The singer/guitarist had a fair apprenticeship in rock'n'roll with an early version of the Steve Miller Band backing Chuck Berry for around 20 gigs in the late 60s.

"He was really an amazing artist," the affable rocker drawls. "He looked like a gazelle or something. I mean, he was very taut and thin and beautiful to look at. He was a wonderful dancer and a wonderful guitarist - and he didn't have a clue who he was."

Berry was a "difficult guy to work with", according to Miller, who was one of the few musicians to stand up to the thorny legend.

"One night he was kind of insulting to my band as we were on stage backing him," he recalls. "We came off the stage and I went into his dressing room and I said, 'listen, don't ever do that to me again - you can get another band to back you up any time you want'."

Miller says Berry was like a pussycat after that confrontation. "I'm grateful that I did get to play with him and get to understand him as an artist."

While he has crossed paths with the greatest in blues, rock and pop, Miller is no lightweight himself.

A quick search on YouTube and most people, apart from diehard fans, will discover that they have forgotten more hits than they have remembered.

Miller is proudest of 1976 single Fly Like an Eagle, mainly because it took several years and three attempts in the studio to get it right.

And he is chuffed at the news that You Am I frontman Tim Rogers covered Rock'n Me to close his show at the Rosemount Hotel late last year.

"You know, I wrote Rock'n Me because I had a show to do with Pink Floyd at Knebworth and I needed something big to finish with," Miller says.

"It's really like a garage band tune, anybody can play it. I knew we needed a really big song because I figured we were going to be playing for 120,000 people."

After nearly two decades out of the studio, the Steve Miller Band issued two albums in quick succession - Bingo in 2010 and Let Your Hair Down the year after - with another, potentially a triple album, in the works.

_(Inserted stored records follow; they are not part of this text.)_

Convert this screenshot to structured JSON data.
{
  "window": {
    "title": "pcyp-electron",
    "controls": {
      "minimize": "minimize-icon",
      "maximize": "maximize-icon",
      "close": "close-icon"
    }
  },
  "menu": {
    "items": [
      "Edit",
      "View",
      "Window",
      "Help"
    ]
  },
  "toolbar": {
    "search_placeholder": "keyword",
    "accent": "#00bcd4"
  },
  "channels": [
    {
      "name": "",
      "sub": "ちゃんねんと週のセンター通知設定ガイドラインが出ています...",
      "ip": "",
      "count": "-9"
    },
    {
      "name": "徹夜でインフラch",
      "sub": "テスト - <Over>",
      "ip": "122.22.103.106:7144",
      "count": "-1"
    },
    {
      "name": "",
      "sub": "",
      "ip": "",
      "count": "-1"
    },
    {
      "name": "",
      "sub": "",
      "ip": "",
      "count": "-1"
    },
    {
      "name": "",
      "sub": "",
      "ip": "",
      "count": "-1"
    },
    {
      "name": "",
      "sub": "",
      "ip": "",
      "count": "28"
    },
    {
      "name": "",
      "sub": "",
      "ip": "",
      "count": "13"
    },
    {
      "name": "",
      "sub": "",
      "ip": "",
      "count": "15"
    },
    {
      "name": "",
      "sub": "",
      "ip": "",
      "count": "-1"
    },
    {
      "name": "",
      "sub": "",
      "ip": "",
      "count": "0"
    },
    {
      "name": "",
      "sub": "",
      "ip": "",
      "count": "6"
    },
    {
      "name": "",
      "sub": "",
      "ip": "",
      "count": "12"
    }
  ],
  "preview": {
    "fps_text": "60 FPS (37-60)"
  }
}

While the royalties have paid for Miller to have homes sprinkled across the US, the fit rocker still loves touring and has done so for the past 40 years, only taking a few years off at the start of the noughties.

The Steve Miller Band has enjoyed two successful tours of Europe in the past few years, partly because they no longer get stopped at borders every day like when they were regular visitors in the 70s and 80s.

And Miller can't wait to get down to Australia, particularly his band's first show in WA.

"This sounds to me like it's going to be a pretty juicy three-week run," he says. "I'm excited to go to Perth just because I want to get on a boat and get on the, what is it, the Indian Ocean?

"I've seen pictures of how beautiful it is."